Come andò a finire forse i più giovani di voi non se lo ricordano, a differenza del sottoscritto che invece, essendo sempre stato grande tifoso di Mansell, se ne rammenta più che bene…
Al favoritissimo inglese andò infatti incredibilmente male come, per altro, gli succederà altre due volte in cui era in procinto di aggiudicarsi il tanto sospirato titolo. A godere della lotta fratricida tra i due alfieri della Williams fu proprio il terzo incomodo: ovvero quell’Alain Prost (che guarda caso si presentava all’ultimo appuntamento della stagione con 7 punti di distacco…) chiamato per tutta la stagione ad inseguire i due compagni di squadra anch’essi in perenne ed accanitissima lotta tra di loro.
Che la storia faccia i suoi corsi e ricorsi, il più delle volte è un assioma quasi scientificamente dimostrato…, che questo possa essere uno di quei casi non è escluso ma neanche per forza di cose auspicabile, nel senso che i ragazzi della Scuderia sembrano avere finalmente tutte le carte in regola per poter contare solo ed esclusivamente sulle loro forze.

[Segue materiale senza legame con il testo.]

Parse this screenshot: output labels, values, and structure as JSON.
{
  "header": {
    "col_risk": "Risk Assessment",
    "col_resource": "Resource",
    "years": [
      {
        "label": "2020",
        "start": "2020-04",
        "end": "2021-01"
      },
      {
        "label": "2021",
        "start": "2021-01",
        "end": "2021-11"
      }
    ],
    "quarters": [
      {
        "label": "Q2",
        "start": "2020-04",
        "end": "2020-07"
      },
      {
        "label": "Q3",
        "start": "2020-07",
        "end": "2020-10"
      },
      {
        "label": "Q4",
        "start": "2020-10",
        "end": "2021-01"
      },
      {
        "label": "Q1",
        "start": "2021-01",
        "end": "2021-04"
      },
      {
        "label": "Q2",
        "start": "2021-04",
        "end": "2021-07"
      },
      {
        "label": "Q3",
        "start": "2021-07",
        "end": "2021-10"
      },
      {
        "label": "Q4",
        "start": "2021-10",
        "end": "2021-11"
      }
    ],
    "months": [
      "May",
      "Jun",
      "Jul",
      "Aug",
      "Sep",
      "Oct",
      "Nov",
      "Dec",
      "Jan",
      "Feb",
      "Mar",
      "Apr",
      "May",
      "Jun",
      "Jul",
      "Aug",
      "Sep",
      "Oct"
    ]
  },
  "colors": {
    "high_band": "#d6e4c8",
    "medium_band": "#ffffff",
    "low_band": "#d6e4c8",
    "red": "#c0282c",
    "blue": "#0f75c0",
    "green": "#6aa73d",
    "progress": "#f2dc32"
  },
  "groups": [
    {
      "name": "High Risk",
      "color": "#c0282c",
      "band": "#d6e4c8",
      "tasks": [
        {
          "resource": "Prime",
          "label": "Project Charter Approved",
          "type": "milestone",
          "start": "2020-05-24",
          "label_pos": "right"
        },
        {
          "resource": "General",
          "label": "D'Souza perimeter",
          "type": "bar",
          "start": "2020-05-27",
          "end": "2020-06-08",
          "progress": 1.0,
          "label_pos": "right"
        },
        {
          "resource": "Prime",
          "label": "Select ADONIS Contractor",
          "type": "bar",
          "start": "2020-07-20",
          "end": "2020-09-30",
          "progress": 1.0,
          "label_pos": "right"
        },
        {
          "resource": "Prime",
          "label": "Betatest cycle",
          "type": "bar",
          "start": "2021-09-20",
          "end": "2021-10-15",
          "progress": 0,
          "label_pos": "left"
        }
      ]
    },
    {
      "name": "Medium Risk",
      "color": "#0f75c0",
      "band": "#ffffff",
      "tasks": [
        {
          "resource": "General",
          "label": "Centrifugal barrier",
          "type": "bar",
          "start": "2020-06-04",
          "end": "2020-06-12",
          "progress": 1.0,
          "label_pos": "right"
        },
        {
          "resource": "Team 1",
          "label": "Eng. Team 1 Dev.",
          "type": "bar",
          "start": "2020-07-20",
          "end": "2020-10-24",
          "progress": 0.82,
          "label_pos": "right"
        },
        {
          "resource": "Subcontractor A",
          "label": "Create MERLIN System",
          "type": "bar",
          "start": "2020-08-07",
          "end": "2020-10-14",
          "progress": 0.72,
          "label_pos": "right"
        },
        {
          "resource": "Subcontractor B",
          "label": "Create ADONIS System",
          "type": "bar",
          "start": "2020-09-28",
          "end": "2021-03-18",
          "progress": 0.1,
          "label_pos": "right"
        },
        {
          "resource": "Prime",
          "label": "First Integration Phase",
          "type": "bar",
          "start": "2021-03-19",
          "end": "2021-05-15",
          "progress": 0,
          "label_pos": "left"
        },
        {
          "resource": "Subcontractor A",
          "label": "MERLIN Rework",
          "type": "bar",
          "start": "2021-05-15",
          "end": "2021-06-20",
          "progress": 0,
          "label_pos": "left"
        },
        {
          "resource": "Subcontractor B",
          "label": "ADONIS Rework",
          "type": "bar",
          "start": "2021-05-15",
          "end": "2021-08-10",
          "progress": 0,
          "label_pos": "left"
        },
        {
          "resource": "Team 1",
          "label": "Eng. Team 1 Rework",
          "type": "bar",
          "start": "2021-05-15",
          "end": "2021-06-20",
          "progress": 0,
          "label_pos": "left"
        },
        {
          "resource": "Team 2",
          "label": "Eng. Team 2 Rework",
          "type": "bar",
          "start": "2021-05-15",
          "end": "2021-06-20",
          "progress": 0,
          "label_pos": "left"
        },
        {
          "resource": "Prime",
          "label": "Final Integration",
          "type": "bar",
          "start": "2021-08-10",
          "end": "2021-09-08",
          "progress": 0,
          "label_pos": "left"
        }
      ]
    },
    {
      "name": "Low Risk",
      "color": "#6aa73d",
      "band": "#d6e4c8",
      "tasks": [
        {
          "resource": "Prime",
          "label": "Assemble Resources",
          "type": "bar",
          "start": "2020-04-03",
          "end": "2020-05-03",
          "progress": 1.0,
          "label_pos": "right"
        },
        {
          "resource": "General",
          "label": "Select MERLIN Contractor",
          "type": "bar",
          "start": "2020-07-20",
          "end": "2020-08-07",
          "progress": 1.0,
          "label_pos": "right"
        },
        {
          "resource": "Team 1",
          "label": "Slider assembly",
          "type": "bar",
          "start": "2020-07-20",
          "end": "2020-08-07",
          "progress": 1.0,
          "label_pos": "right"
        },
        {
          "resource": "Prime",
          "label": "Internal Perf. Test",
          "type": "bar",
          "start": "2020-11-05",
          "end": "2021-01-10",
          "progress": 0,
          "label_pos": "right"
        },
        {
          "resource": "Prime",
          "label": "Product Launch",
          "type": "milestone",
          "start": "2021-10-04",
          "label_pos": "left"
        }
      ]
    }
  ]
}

Le variabili in Formula 1 sono molteplici ed il più delle volte imperscrutabili, almeno per noi comuni mortali, nel senso che le prestazioni delle monoposto top di questo campionato variano, al pari delle strategie e della gestione della corsa, in maniera davvero sostanziale da un circuito ad un altro.

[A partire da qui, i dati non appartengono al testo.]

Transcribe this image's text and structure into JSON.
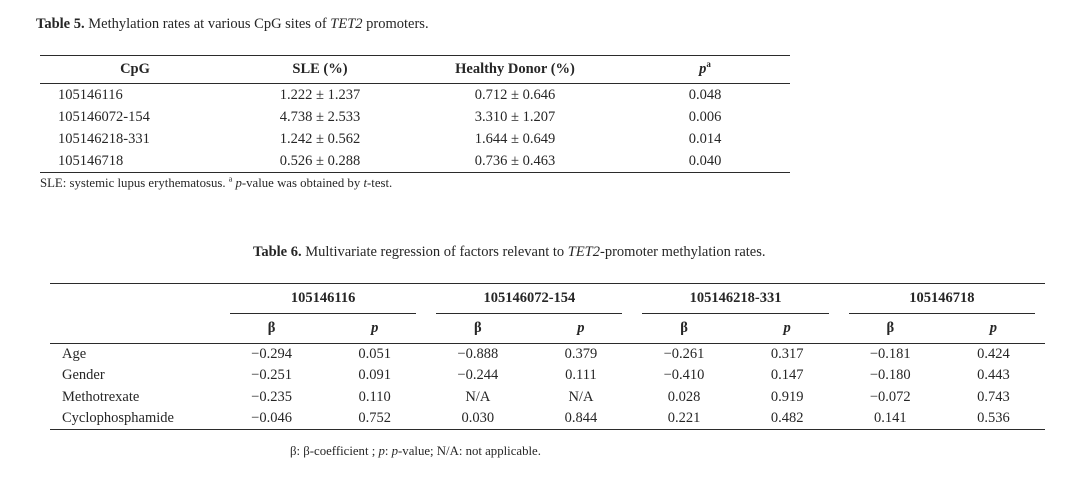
{
  "table5": {
    "caption": {
      "label": "Table 5.",
      "text_before_gene": " Methylation rates at various CpG sites of ",
      "gene": "TET2",
      "text_after_gene": " promoters."
    },
    "headers": {
      "cpg": "CpG",
      "sle": "SLE (%)",
      "healthy": "Healthy Donor (%)",
      "p": "p",
      "p_sup": "a"
    },
    "rows": [
      {
        "cpg": "105146116",
        "sle": "1.222 ± 1.237",
        "healthy": "0.712 ± 0.646",
        "p": "0.048"
      },
      {
        "cpg": "105146072-154",
        "sle": "4.738 ± 2.533",
        "healthy": "3.310 ± 1.207",
        "p": "0.006"
      },
      {
        "cpg": "105146218-331",
        "sle": "1.242 ± 0.562",
        "healthy": "1.644 ± 0.649",
        "p": "0.014"
      },
      {
        "cpg": "105146718",
        "sle": "0.526 ± 0.288",
        "healthy": "0.736 ± 0.463",
        "p": "0.040"
      }
    ],
    "footnote": {
      "t1": "SLE: systemic lupus erythematosus. ",
      "sup": "a",
      "sp": " ",
      "p": "p",
      "t2": "-value was obtained by ",
      "t": "t",
      "t3": "-test."
    }
  },
  "table6": {
    "caption": {
      "label": "Table 6.",
      "text_before_gene": " Multivariate regression of factors relevant to ",
      "gene": "TET2",
      "text_after_gene": "-promoter methylation rates."
    },
    "groups": [
      "105146116",
      "105146072-154",
      "105146218-331",
      "105146718"
    ],
    "sub": {
      "beta": "β",
      "p": "p"
    },
    "rows": [
      {
        "label": "Age",
        "v": [
          "−0.294",
          "0.051",
          "−0.888",
          "0.379",
          "−0.261",
          "0.317",
          "−0.181",
          "0.424"
        ]
      },
      {
        "label": "Gender",
        "v": [
          "−0.251",
          "0.091",
          "−0.244",
          "0.111",
          "−0.410",
          "0.147",
          "−0.180",
          "0.443"
        ]
      },
      {
        "label": "Methotrexate",
        "v": [
          "−0.235",
          "0.110",
          "N/A",
          "N/A",
          "0.028",
          "0.919",
          "−0.072",
          "0.743"
        ]
      },
      {
        "label": "Cyclophosphamide",
        "v": [
          "−0.046",
          "0.752",
          "0.030",
          "0.844",
          "0.221",
          "0.482",
          "0.141",
          "0.536"
        ]
      }
    ],
    "footnote": {
      "t1": "β: β-coefficient ; ",
      "p1": "p",
      "t2": ": ",
      "p2": "p",
      "t3": "-value; N/A: not applicable."
    }
  },
  "colors": {
    "text": "#262626",
    "rule": "#2b2b2b",
    "background": "#ffffff"
  }
}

In Brasile solitamente siamo sempre stati competitivi, anche se come ha fatto notare il ds Stefano Domenicali, quest’anno non ci sarà la possibilità per la Ferrari di scegliersi le gomme che più ritiene idonee per questo tracciato dovendosi, al contrario, “accontentare” delle due mescole prescelte dalla Bridgestone (soft ed extra-soft).
A questo punto, sorge ovviamente spontanea la speranza che queste non rappresentino l’ago della bilancia nella lotta al titolo che, invece, mi auguro possa giocarsi in pista sul filo dei decimi, esattamente come è avvenuto in Cina. A tal proposito, avete visto che i miei auspici di un’ennesima gara bagnata si sono rivelati non solo fondati ma anche propiziatori di un’altra bellissima corsa, al che invece che disputare gare in notturna propongo fortemente di bagnare artificialmente durante la corsa tutte le prossime piste del mondiale.
Volete mettere? Senza spendere tanti soldi in costose rivoluzioni tecniche, un bell’impianto d’irrigazione e via, divertimento assicurato per tutti e fattore “umano” di nuovo preponderante… Scherzi a parte però, come ha fatto notare la nostra amica Ianiva, prestazioni come quelle del giovane e promettente Vettel o, aggiungo io, del nostro Liuzzi, con le attuali monoposto in condizioni normali sarebbero state pressoché impossibili, voi che ne dite? Viva la pioggia allora!